There are people today screaming for inflation. They are desperate for higher prices. They are hiding their nefarious desires behind the ludicrous claim that the UK and US economies are deflating.
Here is a good example of an inflator - Jim Cramer. In this clip, he puts forward the claim that the US is deflating right now.
What is Cramer's argument? It seems to go something like this; if we take out commodity prices from the US CPI and replace it with house prices, then the CPI is actually falling. Therefore, the US is deflating and on the edge of a 1930s depression.
Is this true? Certainly house prices are falling. The non-commodity part of the CPI, which loosely corresponds to the PCE index, is not falling. In fact, it is rising. So are input prices, output prices, the GDP deflator and import prices. In fact, the only two prices that are falling right now are house and equity prices. So much for deflation.
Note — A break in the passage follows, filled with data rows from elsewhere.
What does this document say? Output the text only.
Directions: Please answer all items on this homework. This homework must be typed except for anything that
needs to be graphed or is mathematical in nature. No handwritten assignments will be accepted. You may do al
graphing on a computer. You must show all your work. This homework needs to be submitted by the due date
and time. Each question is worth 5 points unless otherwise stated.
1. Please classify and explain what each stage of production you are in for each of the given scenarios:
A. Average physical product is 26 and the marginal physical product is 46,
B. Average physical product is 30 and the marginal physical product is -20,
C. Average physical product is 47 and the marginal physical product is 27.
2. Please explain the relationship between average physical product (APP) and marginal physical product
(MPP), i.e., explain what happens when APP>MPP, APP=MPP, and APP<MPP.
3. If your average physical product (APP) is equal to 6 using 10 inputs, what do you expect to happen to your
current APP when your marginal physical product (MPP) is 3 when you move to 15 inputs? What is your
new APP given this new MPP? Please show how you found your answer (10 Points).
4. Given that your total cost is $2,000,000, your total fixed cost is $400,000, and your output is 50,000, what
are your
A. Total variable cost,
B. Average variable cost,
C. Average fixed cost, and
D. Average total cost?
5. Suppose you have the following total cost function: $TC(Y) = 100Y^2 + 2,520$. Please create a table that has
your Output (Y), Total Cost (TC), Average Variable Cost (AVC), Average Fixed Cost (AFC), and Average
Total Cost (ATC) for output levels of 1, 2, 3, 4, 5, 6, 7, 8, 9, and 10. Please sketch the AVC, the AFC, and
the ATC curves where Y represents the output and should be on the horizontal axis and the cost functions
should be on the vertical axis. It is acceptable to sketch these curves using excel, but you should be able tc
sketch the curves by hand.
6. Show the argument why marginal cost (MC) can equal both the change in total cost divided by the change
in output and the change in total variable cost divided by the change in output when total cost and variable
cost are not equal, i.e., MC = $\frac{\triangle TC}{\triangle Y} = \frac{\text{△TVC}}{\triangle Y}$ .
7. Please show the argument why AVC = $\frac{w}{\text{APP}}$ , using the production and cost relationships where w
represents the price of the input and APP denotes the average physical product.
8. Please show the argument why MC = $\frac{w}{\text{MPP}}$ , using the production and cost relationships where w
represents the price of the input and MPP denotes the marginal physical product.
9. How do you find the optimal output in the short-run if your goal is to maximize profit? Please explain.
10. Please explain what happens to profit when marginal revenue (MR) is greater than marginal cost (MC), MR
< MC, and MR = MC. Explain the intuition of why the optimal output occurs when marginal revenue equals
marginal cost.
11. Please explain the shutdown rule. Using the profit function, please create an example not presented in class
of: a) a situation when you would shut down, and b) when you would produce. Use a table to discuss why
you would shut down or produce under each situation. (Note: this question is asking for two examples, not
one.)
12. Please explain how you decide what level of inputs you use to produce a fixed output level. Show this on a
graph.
The argument is obviously foolish. However, if we stretched the argument back to 2002-06, it must follow that the US was inflating. Back then, house prices were going up at double digit rates. So were equity prices. I don't recall Cramer raving about inflation back then.
He also launches a vicious and largely incoherent attack on the Fed. When it comes to practical policy advice, he substitutes his incoherence with silence. What should the Fed do? Jim has no idea.
The simple fact is that Cramer and his banker mates want inflation. They believe that higher prices will help out their insolvent customers, who took out loans that they can not now pay back. The losers will be savers. Since the bankers sit in the middle and make their money taking a margin, inflation will stabilise their balance sheets and allow them to keep on making money.
So, for people like Cramer, this deflation argument is really useful. However, it is a Trojan horse for inflation. It is a useful intellectual instrument in hands of self=serving self-interested bankers.
Make no mistake, inflation is the real problem. How do we know this? Because the money supply and inflation data tells us so.